¿El Bloque de constitucionalidad es blindaje para un proceso de Paz?

Por: Gustavo Petro.—

Gran discusión ha suscitado la propuesta jurídica de blindar los acuerdos entre el gobierno y las Farc, con un mecanismo que utilice el Derecho Internacional Humanitario, y se remita al llamado Bloque de constitucionalidad del articulo 93 de nuestra Constitución Política

Efectivamente el articulo 93 ordena que todo tratado internacional de derechos humanos que Colombia ratifique automáticamente se convierte en parte de la Constitución y con su mismo rango, y el articulo 214 lo hace explícitamente al Derecho Internacional Humanitario.

El problema es que las altas cortes no aplican el artículo 93 y en Colombia no ejercen el control de convencionalidad que es el que lo volvería práctico. La prueba de esta afirmación es Piedad Córdoba y yo mismo.

En 1972 Colombia ratificó la Convención Americana de Derechos Humanos. En su artículo 23 y 29, se afirma que los derechos políticos no se pierden sino por sentencia de juez penal, y que ninguna legislación de las partes que ratifican esa convención pueden adoptar medidas adicionales o interpretarlas para deteriorar esos derechos políticos.

Pues bien Piedad, y yo, y centenares de servidores elegidos por la ciudadanía, han perdido sus derechos políticos en Colombia, sin que medie ninguna sentencia de Juez penal, sin cometer un delito; solo por decisión de un funcionario administrativo: El procurador, muchos por un contralor.

En la búsqueda de protección de nuestros derechos por las instancias judiciales, se ha rechazado una y otra vez, la aplicación del art 23 y 29 de la convención Americana de Derechos Humanos ratificada por Colombia que de acuerdo al art 93, es parte de nuestra Constitución.

El mismo gobierno de Santos al no cumplir con la medida cautelar que por unanimidad me aprobó la Comisión Interamericana y que ordenaba la suspensión del fallo disciplinario del Procurador suspendiendo mis derechos políticos, demostró su burla al bloque de constitucionalidad.
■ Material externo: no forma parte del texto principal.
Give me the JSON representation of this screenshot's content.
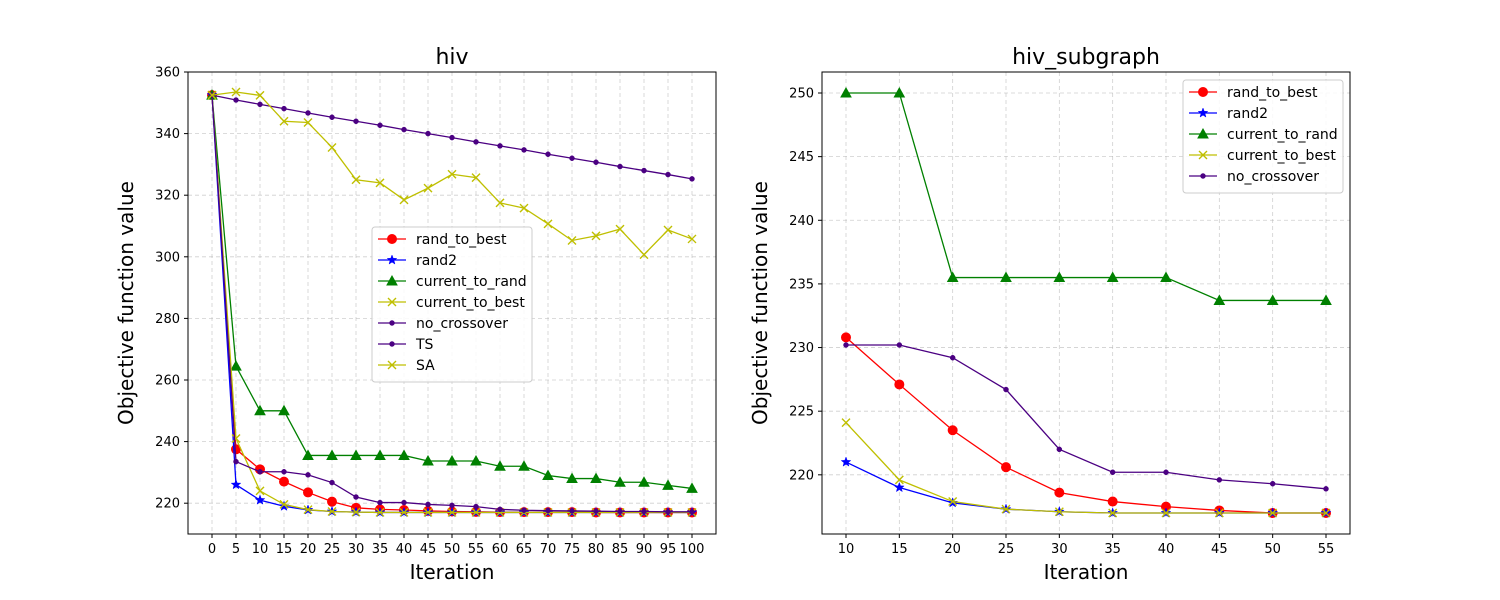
{
  "chart_data": [
    {
      "type": "line",
      "title": "hiv",
      "xlabel": "Iteration",
      "ylabel": "Objective function value",
      "xlim": [
        -5,
        105
      ],
      "ylim": [
        210,
        360
      ],
      "xticks": [
        0,
        5,
        10,
        15,
        20,
        25,
        30,
        35,
        40,
        45,
        50,
        55,
        60,
        65,
        70,
        75,
        80,
        85,
        90,
        95,
        100
      ],
      "yticks": [
        220,
        240,
        260,
        280,
        300,
        320,
        340,
        360
      ],
      "grid": true,
      "legend_position": "center-right",
      "x": [
        0,
        5,
        10,
        15,
        20,
        25,
        30,
        35,
        40,
        45,
        50,
        55,
        60,
        65,
        70,
        75,
        80,
        85,
        90,
        95,
        100
      ],
      "series": [
        {
          "name": "rand_to_best",
          "color": "#ff0000",
          "marker": "circle",
          "values": [
            352.5,
            237.5,
            231,
            227,
            223.5,
            220.5,
            218.5,
            218,
            217.8,
            217.5,
            217.3,
            217.2,
            217.1,
            217.1,
            217.1,
            217.1,
            217,
            217,
            217,
            217,
            217
          ]
        },
        {
          "name": "rand2",
          "color": "#0000ff",
          "marker": "star",
          "values": [
            352.5,
            226,
            221,
            219,
            217.8,
            217.3,
            217.1,
            217,
            217,
            217,
            217,
            217,
            217,
            217,
            217,
            217,
            217,
            217,
            217,
            217,
            217
          ]
        },
        {
          "name": "current_to_rand",
          "color": "#008000",
          "marker": "triangle",
          "values": [
            352.5,
            264.5,
            250,
            250,
            235.5,
            235.5,
            235.5,
            235.5,
            235.5,
            233.7,
            233.7,
            233.7,
            232,
            232,
            229,
            228,
            228,
            226.8,
            226.8,
            225.8,
            224.8
          ]
        },
        {
          "name": "current_to_best",
          "color": "#bfbf00",
          "marker": "x",
          "values": [
            352.5,
            241,
            224,
            219.6,
            217.9,
            217.3,
            217.1,
            217,
            217,
            217,
            217,
            217,
            217,
            217,
            217,
            217,
            217,
            217,
            217,
            217,
            217
          ]
        },
        {
          "name": "no_crossover",
          "color": "#4b0082",
          "marker": "dot",
          "values": [
            352.5,
            233.5,
            230.2,
            230.2,
            229.2,
            226.7,
            222,
            220.2,
            220.2,
            219.6,
            219.3,
            218.9,
            218,
            217.7,
            217.6,
            217.5,
            217.4,
            217.3,
            217.3,
            217.2,
            217.2
          ]
        },
        {
          "name": "TS",
          "color": "#4b0082",
          "marker": "dot",
          "values": [
            352.5,
            350.9,
            349.5,
            348.1,
            346.7,
            345.3,
            344,
            342.7,
            341.3,
            340,
            338.7,
            337.3,
            336,
            334.7,
            333.3,
            332,
            330.7,
            329.3,
            328,
            326.7,
            325.3
          ]
        },
        {
          "name": "SA",
          "color": "#bfbf00",
          "marker": "x",
          "values": [
            352.5,
            353.5,
            352.4,
            344,
            343.6,
            335.5,
            325,
            324,
            318.5,
            322.3,
            326.8,
            325.7,
            317.5,
            315.8,
            310.7,
            305.3,
            306.8,
            309,
            300.7,
            308.7,
            305.8
          ]
        }
      ]
    },
    {
      "type": "line",
      "title": "hiv_subgraph",
      "xlabel": "Iteration",
      "ylabel": "Objective function value",
      "xlim": [
        7.75,
        57.25
      ],
      "ylim": [
        215.35,
        251.65
      ],
      "xticks": [
        10,
        15,
        20,
        25,
        30,
        35,
        40,
        45,
        50,
        55
      ],
      "yticks": [
        220,
        225,
        230,
        235,
        240,
        245,
        250
      ],
      "grid": true,
      "legend_position": "top-right",
      "x": [
        10,
        15,
        20,
        25,
        30,
        35,
        40,
        45,
        50,
        55
      ],
      "series": [
        {
          "name": "rand_to_best",
          "color": "#ff0000",
          "marker": "circle",
          "values": [
            230.8,
            227.1,
            223.5,
            220.6,
            218.6,
            217.9,
            217.5,
            217.2,
            217,
            217
          ]
        },
        {
          "name": "rand2",
          "color": "#0000ff",
          "marker": "star",
          "values": [
            221,
            219,
            217.8,
            217.3,
            217.1,
            217,
            217,
            217,
            217,
            217
          ]
        },
        {
          "name": "current_to_rand",
          "color": "#008000",
          "marker": "triangle",
          "values": [
            250,
            250,
            235.5,
            235.5,
            235.5,
            235.5,
            235.5,
            233.7,
            233.7,
            233.7
          ]
        },
        {
          "name": "current_to_best",
          "color": "#bfbf00",
          "marker": "x",
          "values": [
            224.1,
            219.6,
            217.9,
            217.3,
            217.1,
            217,
            217,
            217,
            217,
            217
          ]
        },
        {
          "name": "no_crossover",
          "color": "#4b0082",
          "marker": "dot",
          "values": [
            230.2,
            230.2,
            229.2,
            226.7,
            222,
            220.2,
            220.2,
            219.6,
            219.3,
            218.9
          ]
        }
      ]
    }
  ]
}
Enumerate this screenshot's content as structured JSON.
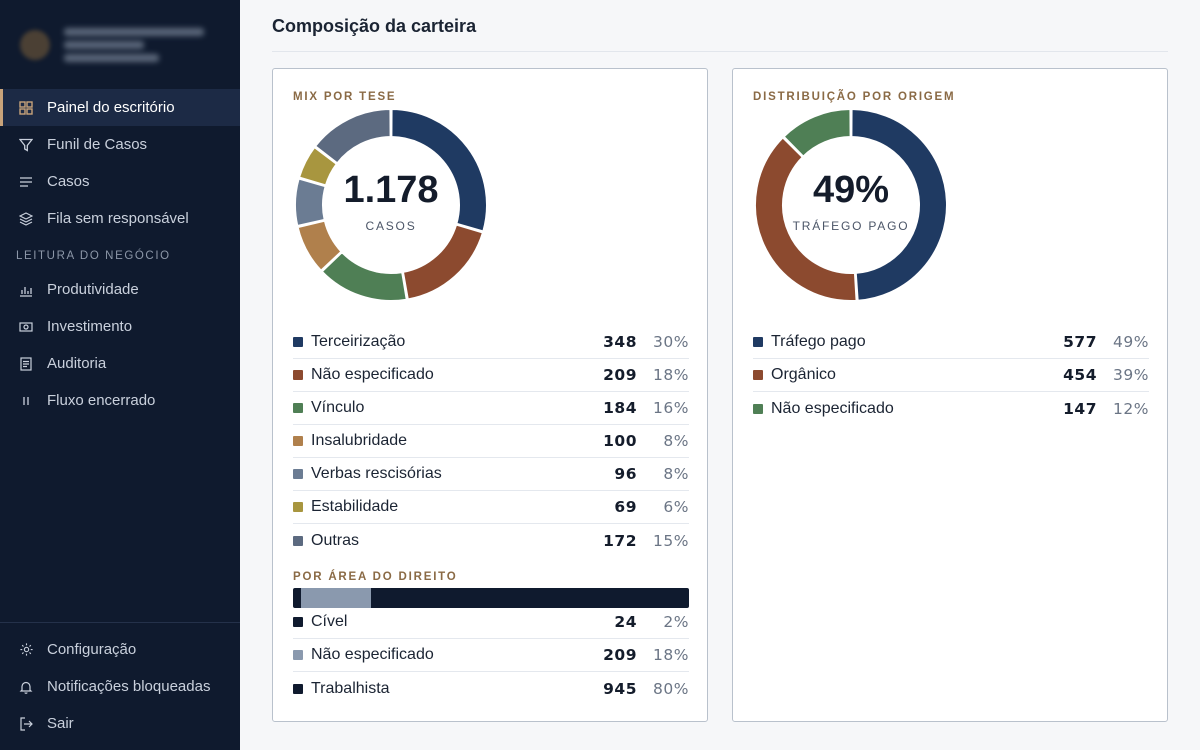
{
  "sidebar": {
    "items": [
      {
        "label": "Painel do escritório",
        "icon": "grid-icon",
        "active": true
      },
      {
        "label": "Funil de Casos",
        "icon": "filter-icon"
      },
      {
        "label": "Casos",
        "icon": "list-icon"
      },
      {
        "label": "Fila sem responsável",
        "icon": "layers-icon"
      }
    ],
    "section_label": "LEITURA DO NEGÓCIO",
    "section_items": [
      {
        "label": "Produtividade",
        "icon": "bar-chart-icon"
      },
      {
        "label": "Investimento",
        "icon": "banknote-icon"
      },
      {
        "label": "Auditoria",
        "icon": "document-icon"
      },
      {
        "label": "Fluxo encerrado",
        "icon": "pause-icon"
      }
    ],
    "footer_items": [
      {
        "label": "Configuração",
        "icon": "gear-icon"
      },
      {
        "label": "Notificações bloqueadas",
        "icon": "bell-icon"
      },
      {
        "label": "Sair",
        "icon": "logout-icon"
      }
    ]
  },
  "main": {
    "title": "Composição da carteira"
  },
  "colors": {
    "navy": "#1f3a62",
    "rust": "#8c4a2f",
    "green": "#4f7f55",
    "tan": "#b0804c",
    "slate": "#6b7c93",
    "olive": "#a8963f",
    "gray": "#5c6a80",
    "black": "#0f1a2e",
    "light_slate": "#8a99ae"
  },
  "mix_por_tese": {
    "label": "MIX POR TESE",
    "center_value": "1.178",
    "center_sub": "CASOS",
    "items": [
      {
        "name": "Terceirização",
        "count": "348",
        "pct": "30%",
        "value": 348,
        "color": "#1f3a62"
      },
      {
        "name": "Não especificado",
        "count": "209",
        "pct": "18%",
        "value": 209,
        "color": "#8c4a2f"
      },
      {
        "name": "Vínculo",
        "count": "184",
        "pct": "16%",
        "value": 184,
        "color": "#4f7f55"
      },
      {
        "name": "Insalubridade",
        "count": "100",
        "pct": "8%",
        "value": 100,
        "color": "#b0804c"
      },
      {
        "name": "Verbas rescisórias",
        "count": "96",
        "pct": "8%",
        "value": 96,
        "color": "#6b7c93"
      },
      {
        "name": "Estabilidade",
        "count": "69",
        "pct": "6%",
        "value": 69,
        "color": "#a8963f"
      },
      {
        "name": "Outras",
        "count": "172",
        "pct": "15%",
        "value": 172,
        "color": "#5c6a80"
      }
    ]
  },
  "por_area": {
    "label": "POR ÁREA DO DIREITO",
    "items": [
      {
        "name": "Cível",
        "count": "24",
        "pct": "2%",
        "value": 24,
        "color": "#0f1a2e"
      },
      {
        "name": "Não especificado",
        "count": "209",
        "pct": "18%",
        "value": 209,
        "color": "#8a99ae"
      },
      {
        "name": "Trabalhista",
        "count": "945",
        "pct": "80%",
        "value": 945,
        "color": "#0f1a2e"
      }
    ]
  },
  "distribuicao_origem": {
    "label": "DISTRIBUIÇÃO POR ORIGEM",
    "center_value": "49%",
    "center_sub": "TRÁFEGO PAGO",
    "items": [
      {
        "name": "Tráfego pago",
        "count": "577",
        "pct": "49%",
        "value": 577,
        "color": "#1f3a62"
      },
      {
        "name": "Orgânico",
        "count": "454",
        "pct": "39%",
        "value": 454,
        "color": "#8c4a2f"
      },
      {
        "name": "Não especificado",
        "count": "147",
        "pct": "12%",
        "value": 147,
        "color": "#4f7f55"
      }
    ]
  }
}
Y el mismo gobierno de Santos en las reuniones de conciliación, siendo yo el demandante contra el Estado, en el seno de la comisión interamericana, ha dicho que es impotente para cambiar las normas nacionales que permiten que un funcionario administrativo y no judicial pueda suspender derechos políticos. Es decir, que es impotente de cumplir con la Convención Americana, parte de nuestro bloque de constitucionalidad.

El art 93, por razones de política interna, no es un blindaje para los acuerdos de Paz, a menos que la Justicia Colombiana acepte aplicar el control de convencionalidad y volverlo efectivo, con lo cual tendríamos una democratización real de la política en Colombia.